Архонт Вассаго молчит, его ладонь мягко поглаживает копье, цепь от которого соединяется со стальным наручем на предплечье.
— Как тебе, пастырь? Сплав новых металлов и прочее, но!.. Какого легкое, сбалансированное, прочное. Скажи, ты когда-нибудь убивал? Животное или хегальдина? — Корд, раскрывает рот, но Вассаго сразу же перебивает его: — Сам! Своими руками. Ты учился мастерству обращения с цепным копьем?
— Нет, мой архонт. Я всю жизнь посвятил вере в богов, в Колосс, в то, чтобы не дать заблудиться в тени несчастным душам!
— Прекрасная работа! — произносит Вассаго, будто не слыша слов пастыря. — Ты же знаешь, Корд, я огромный любитель искусства владения копьем. Это моя страсть, нет ничего совершеннее, чем сталь, манипуляция ею. Взгляни, — указывает он взглядом на манекен, недалеко от трона. — Даже на службе я не позволяю себе выпускать копье из рук. Архонт должен быть не просто вождем, он является воплощением мужественности, воплощение защиты. Он символ! Символ нельзя так просто поменять. Забыть. А вот пастыря…
Корд сглатывает, желая что-то сказать, но предпочитает молчать, замечая, как взгляд Вассаго холодеет, а тело его становится подобно скале.
Архонт делает несколько быстрых шагов, сжимая копье в руке, затем молниеносно выбрасывает правую ногу вперед и прыгает, сразу же отводя ее назад и метая копье, тем самым сохраняя равновесие в воздухе. Корд завороженно наблюдает за тем, как острие пронзает манекена. В следующий миг Вассаго делает взмах крыльями и, отталкиваясь от воздуха, одновременно делает рывок рукой — цепь натягивается, копье устремляется обратно, снова взмах, и он делает полный оборот. Пользуясь полученной инерцией, Вассаго меняет направление, и копье добивает куклу мощным ударом сверху.

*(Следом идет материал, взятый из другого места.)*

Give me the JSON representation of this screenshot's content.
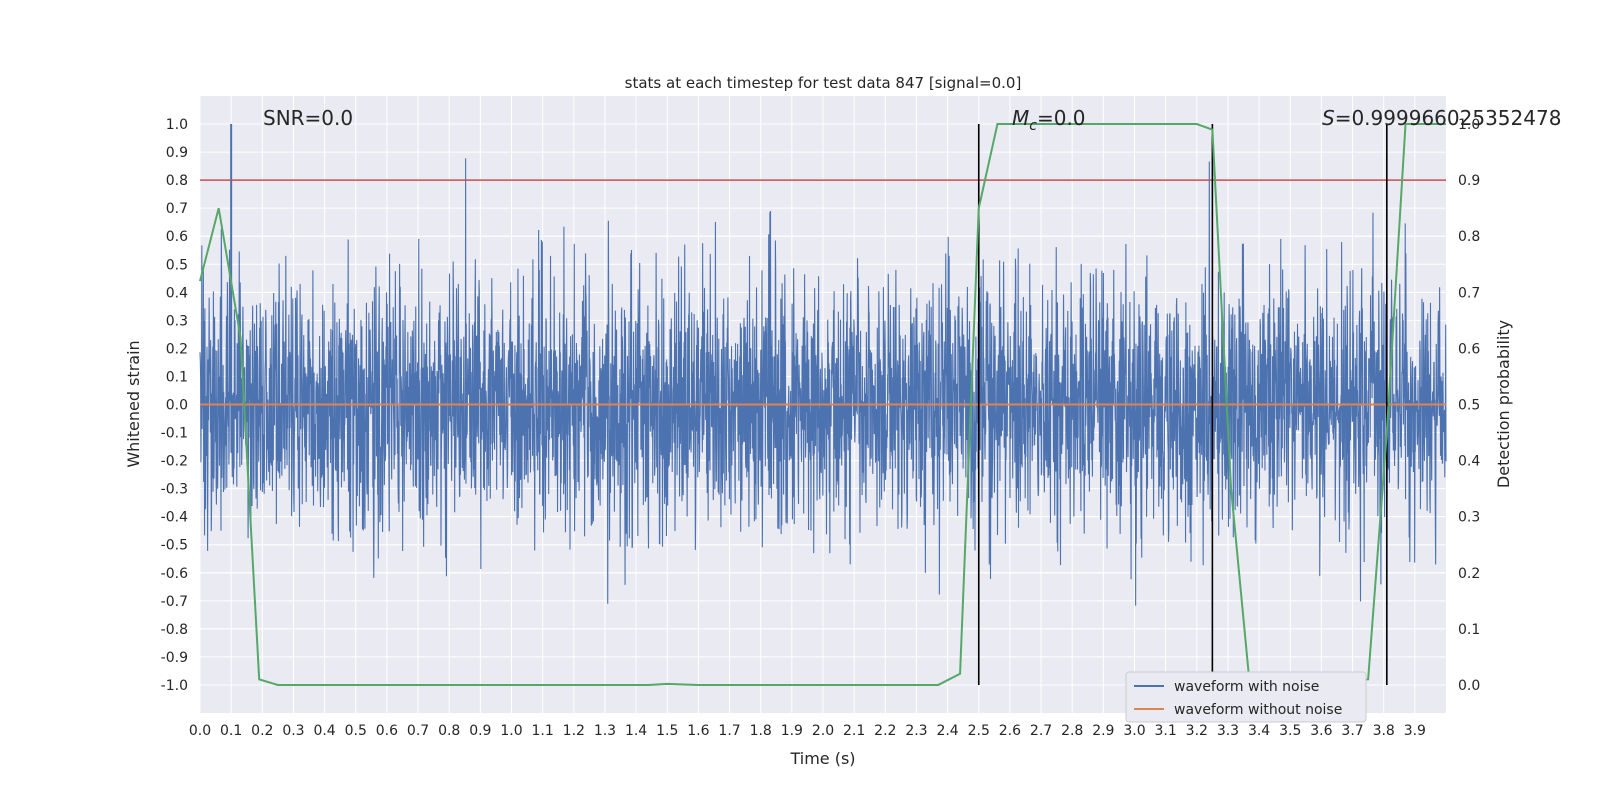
{
  "chart_data": {
    "type": "line",
    "title": "stats at each timestep for test data 847 [signal=0.0]",
    "xlabel": "Time (s)",
    "ylabel_left": "Whitened strain",
    "ylabel_right": "Detection probability",
    "xlim": [
      0.0,
      4.0
    ],
    "ylim_left": [
      -1.1,
      1.1
    ],
    "ylim_right": [
      -0.05,
      1.05
    ],
    "x_ticks": [
      "0.0",
      "0.1",
      "0.2",
      "0.3",
      "0.4",
      "0.5",
      "0.6",
      "0.7",
      "0.8",
      "0.9",
      "1.0",
      "1.1",
      "1.2",
      "1.3",
      "1.4",
      "1.5",
      "1.6",
      "1.7",
      "1.8",
      "1.9",
      "2.0",
      "2.1",
      "2.2",
      "2.3",
      "2.4",
      "2.5",
      "2.6",
      "2.7",
      "2.8",
      "2.9",
      "3.0",
      "3.1",
      "3.2",
      "3.3",
      "3.4",
      "3.5",
      "3.6",
      "3.7",
      "3.8",
      "3.9"
    ],
    "y_ticks_left": [
      "1.0",
      "0.9",
      "0.8",
      "0.7",
      "0.6",
      "0.5",
      "0.4",
      "0.3",
      "0.2",
      "0.1",
      "0.0",
      "-0.1",
      "-0.2",
      "-0.3",
      "-0.4",
      "-0.5",
      "-0.6",
      "-0.7",
      "-0.8",
      "-0.9",
      "-1.0"
    ],
    "y_ticks_right": [
      "1.0",
      "0.9",
      "0.8",
      "0.7",
      "0.6",
      "0.5",
      "0.4",
      "0.3",
      "0.2",
      "0.1",
      "0.0"
    ],
    "annotations": {
      "snr": "SNR=0.0",
      "mc_symbol": "M",
      "mc_sub": "c",
      "mc_value": "=0.0",
      "s_symbol": "S",
      "s_value": "=0.999966025352478"
    },
    "threshold_right": 0.9,
    "vertical_lines_x": [
      2.5,
      3.25,
      3.81
    ],
    "series": [
      {
        "name": "waveform with noise",
        "axis": "left",
        "color": "#4c72b0",
        "amplitude_std": 0.22,
        "peak_value": 1.0,
        "note": "dense whitened noise, roughly within -0.95..1.0"
      },
      {
        "name": "waveform without noise",
        "axis": "left",
        "color": "#dd8452",
        "values_constant": 0.0
      },
      {
        "name": "detection probability",
        "axis": "right",
        "color": "#55a868",
        "x": [
          0.0,
          0.06,
          0.13,
          0.19,
          0.25,
          0.5,
          1.0,
          1.44,
          1.5,
          1.6,
          2.0,
          2.37,
          2.44,
          2.5,
          2.56,
          3.0,
          3.2,
          3.25,
          3.31,
          3.37,
          3.44,
          3.75,
          3.81,
          3.87,
          4.0
        ],
        "y": [
          0.72,
          0.85,
          0.62,
          0.01,
          0.0,
          0.0,
          0.0,
          0.0,
          0.002,
          0.0,
          0.0,
          0.0,
          0.02,
          0.85,
          1.0,
          1.0,
          1.0,
          0.99,
          0.35,
          0.0,
          0.0,
          0.01,
          0.45,
          1.0,
          1.0
        ]
      }
    ],
    "legend": {
      "placement": "bottom-right",
      "entries": [
        {
          "label": "waveform with noise",
          "color": "#4c72b0"
        },
        {
          "label": "waveform without noise",
          "color": "#dd8452"
        }
      ]
    },
    "colors": {
      "plot_background": "#eaeaf2",
      "grid": "#ffffff",
      "threshold": "#c44e52",
      "vline": "#000000",
      "text": "#262626"
    }
  }
}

В другом конце тронного зала слышатся хлопки от фигуры в темной мантии.
— Прекрасно, мой архонт! — несмотря на то, что голос искажает маска, в нем слышится та мелодичность, что присуще только женщине.

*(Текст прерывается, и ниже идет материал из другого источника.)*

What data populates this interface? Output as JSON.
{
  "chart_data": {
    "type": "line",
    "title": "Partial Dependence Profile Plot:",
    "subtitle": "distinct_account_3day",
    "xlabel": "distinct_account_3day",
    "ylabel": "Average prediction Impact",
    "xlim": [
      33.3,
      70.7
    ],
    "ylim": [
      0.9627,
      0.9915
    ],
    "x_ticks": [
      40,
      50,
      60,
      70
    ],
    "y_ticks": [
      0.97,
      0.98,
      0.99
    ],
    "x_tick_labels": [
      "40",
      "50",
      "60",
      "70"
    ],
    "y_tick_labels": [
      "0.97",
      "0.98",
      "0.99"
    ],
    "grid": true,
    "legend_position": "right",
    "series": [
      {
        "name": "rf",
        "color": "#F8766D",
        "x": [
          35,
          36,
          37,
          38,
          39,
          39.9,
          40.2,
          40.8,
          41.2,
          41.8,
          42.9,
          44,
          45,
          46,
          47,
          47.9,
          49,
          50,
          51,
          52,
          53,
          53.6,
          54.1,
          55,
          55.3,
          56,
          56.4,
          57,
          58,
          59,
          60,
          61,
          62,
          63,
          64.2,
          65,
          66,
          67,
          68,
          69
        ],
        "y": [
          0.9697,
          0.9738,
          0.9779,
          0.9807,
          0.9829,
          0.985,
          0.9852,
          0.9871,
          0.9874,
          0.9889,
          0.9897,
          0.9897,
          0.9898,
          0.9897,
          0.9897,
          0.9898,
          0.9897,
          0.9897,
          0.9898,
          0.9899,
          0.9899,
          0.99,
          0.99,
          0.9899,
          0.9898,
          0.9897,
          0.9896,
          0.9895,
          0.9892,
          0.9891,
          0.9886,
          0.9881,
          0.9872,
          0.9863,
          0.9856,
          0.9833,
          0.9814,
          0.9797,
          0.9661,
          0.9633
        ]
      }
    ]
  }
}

— Тень, — морщась, шепчет Корд.
— Тессера! — приветствует Тень архонт Вассаго. — Благодарю.
— И как он их только различает, — бормочет пастырь.
— Пастырь Корд, приветствую вас, — неожиданно ласково произносит Тессера, четвертая из Теней архонта. Она подходит ближе, а эхо от стука ее каблуков, уносится высоко к сводчатому потолку. — Хорошее время для встречи, но я хотела бы вас попросить оставить нас с архонтом наедине с государственными делами.
— Конечно, четвертая из Теней. Всего вам доброго. — Кланяется пастырь. — Мое почтение архонту.
Глава 2
Лераиш. 15 лет назад
Мгновение реальности, где перед глазами только тьма, и тупая боль пульсирует в затылке. Под ладонями вязкая жижа из грязи. Желудок сворачивается, изо рта и носа низвергается рвота. Волна за волной, снова и снова, пока не остается даже желчи, лишь хрипящий спазм дерет глотку. Слышится шум ручья, Лераиш старается сосредоточиться на нем, на журчании воды; старается заполнить им все тело, чтобы не ощущать боли в голове; в спине, где две обугленные культи… и снова желудок сжимается. Ручей, ручей, вода, шепчет он. Холодная. Лераиш пытается подняться на локти, но затрагиваемые мышцы спины огрызаются той болью, что разрывает на части каждый нерв; и шум ручья уже неслышен. Лераиш вновь теряет сознание, ощущая, как голова невольно падает в лужу выблеванного.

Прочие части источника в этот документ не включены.